As early as next week, former President Lee Myung-bak will be added to the already shamefully long list of former leaders who have been summoned for questioning over allegations of wrongdoings they committed, most them while in office.
Lee, who occupied Cheong Wa Dae from 2009-2013, faces an assortment of charges, including bribery and abuse of power. The prosecution which has been digging into Lee and people close to him for months believe -- among other things -- Lee and his associates took illegal money amounting to more than 10 billion won ($9.3 million).
The money includes 1.7 billion won Lee’s top aides received from the audit-free “special activity account” of the National Intelligence Service. Ousted former President Park Geun-hye also faces a similar charge.
Lee is also suspected to have embezzled company fund of DAS, an auto parts firm which prosecutors believe is owned by Lee. One of Lee’s brothers holds the largest stake of the company, and Lee has been denying since before the 2008 presidential election that he was the real owner.
Prosecutors said their investigation led to the discovery of slush funds amounting to 30 billion won and suspected tax evasion involving the company. The DAS investigation primarily targeted Lee’s brother, Lee Sang-eun, and son Si-hyung, who is an executive of the company.
Prosecutors said they also found that Lee’s aides had Samsung Electronics pay 6 billion won in litigation fees for DAS, which was engaged in a legal battle in the US to retrieve investment.
All these and other charges surfaced during the prosecution’s massive probe into people close to Lee, including his family members, relatives and former aides. Some are already in custody and prosecutors say they were confident of indicting Lee because he was behind many of the misdeeds and illegal activities.
The prosecutors’ confidence was strengthened by a series of new cases in which Lee is suspected of having used his position to fatten his personal health.
Lee is suspected of having received -- through his eldest brother and former National Assembly Vice Speaker Lee Sang-deuk and his son-in-law -- 2.2 billion won from Lee Pal-sung, former chairman of Woori Financial Group, in return for appointment favors.
The list of dirty money deals goes on: Lee is suspected of taking 400 million from Kim So-nam, a former lawmaker, in return for the ruling party’s nomination for parliamentary election. Lee is also suspected of receiving bribes from Daebo Group, which runs expressway rest stops, and other businesses in return for government contracts and other favors.
All those charges should be judged by the court in the end, but testimonies and evidence secured by the prosecution so far point to the high possibility of wrongdoings on the part of Lee. Most disgusting is that the chief executive did not have qualms about taking advantage of his position and power to pocket personal money.
So it is hardly strange that public antipathy toward Lee is growing, which weakens his argument that the ongoing investigation is political retaliation being perpetrated by the government of President Moon Jae-in.
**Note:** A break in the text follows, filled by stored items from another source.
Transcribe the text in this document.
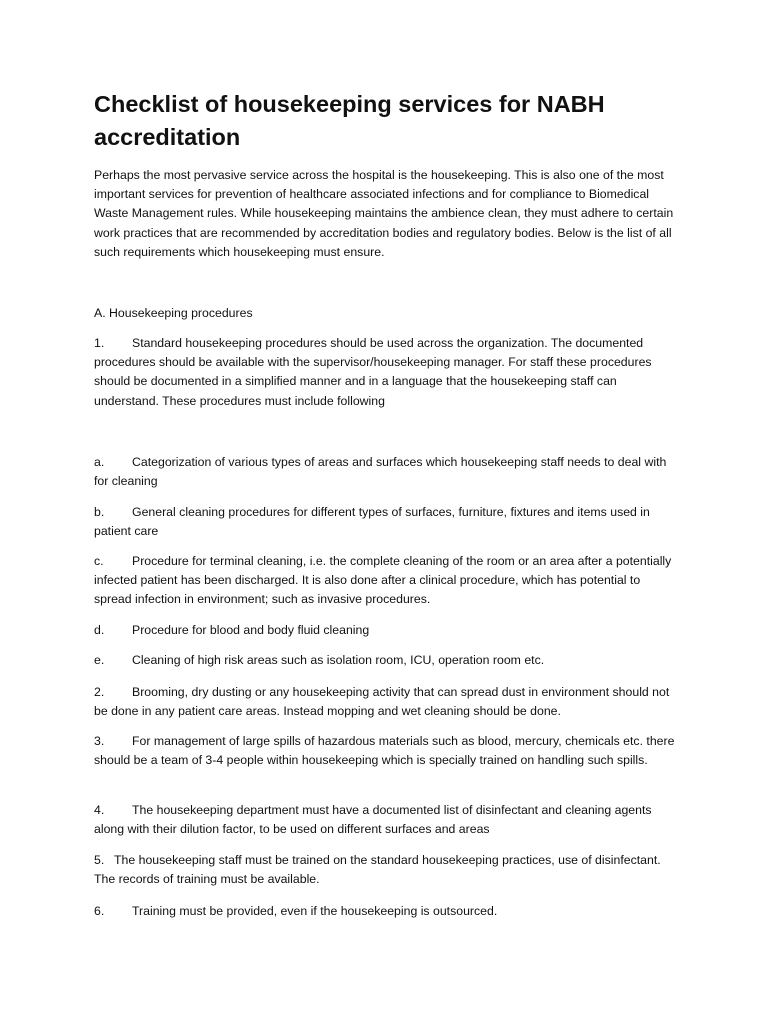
Checklist of housekeeping services for NABH accreditation

Perhaps the most pervasive service across the hospital is the housekeeping. This is also one of the most important services for prevention of healthcare associated infections and for compliance to Biomedical Waste Management rules. While housekeeping maintains the ambience clean, they must adhere to certain work practices that are recommended by accreditation bodies and regulatory bodies. Below is the list of all such requirements which housekeeping must ensure.

A. Housekeeping procedures

1. Standard housekeeping procedures should be used across the organization. The documented procedures should be available with the supervisor/housekeeping manager. For staff these procedures should be documented in a simplified manner and in a language that the housekeeping staff can understand. These procedures must include following

a. Categorization of various types of areas and surfaces which housekeeping staff needs to deal with for cleaning

b. General cleaning procedures for different types of surfaces, furniture, fixtures and items used in patient care

c. Procedure for terminal cleaning, i.e. the complete cleaning of the room or an area after a potentially infected patient has been discharged. It is also done after a clinical procedure, which has potential to spread infection in environment; such as invasive procedures.

d. Procedure for blood and body fluid cleaning

e. Cleaning of high risk areas such as isolation room, ICU, operation room etc.

2. Brooming, dry dusting or any housekeeping activity that can spread dust in environment should not be done in any patient care areas. Instead mopping and wet cleaning should be done.

3. For management of large spills of hazardous materials such as blood, mercury, chemicals etc. there should be a team of 3-4 people within housekeeping which is specially trained on handling such spills.

4. The housekeeping department must have a documented list of disinfectant and cleaning agents along with their dilution factor, to be used on different surfaces and areas

5. The housekeeping staff must be trained on the standard housekeeping practices, use of disinfectant. The records of training must be available.

6. Training must be provided, even if the housekeeping is outsourced.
A latest public opinion survey found that 67.5 percent of Korean favor putting Lee into jail.
But what the prosecution should not forget is that there are some grounds to the argument that an investigation into Lee has something to do with the Moon administration’s grudges against the former leader. This calls on prosecutors to base their actions purely on the law.
On his part, Lee, as a man who occupied the nation’s highest elected office for five years, has a minimum obligation to offer sincere apologies, tell the truth and take responsibility for whatever wrongs he committed.
The Lee cases should be another reminder that many things ought to be done to keep presidents from being dragged into the vicious cycle of committing misdeeds in office and facing punishment after retirement.
Most urgent is institutional reform, like curbing the power of what is called “imperial presidency” through amendment of the Constitution.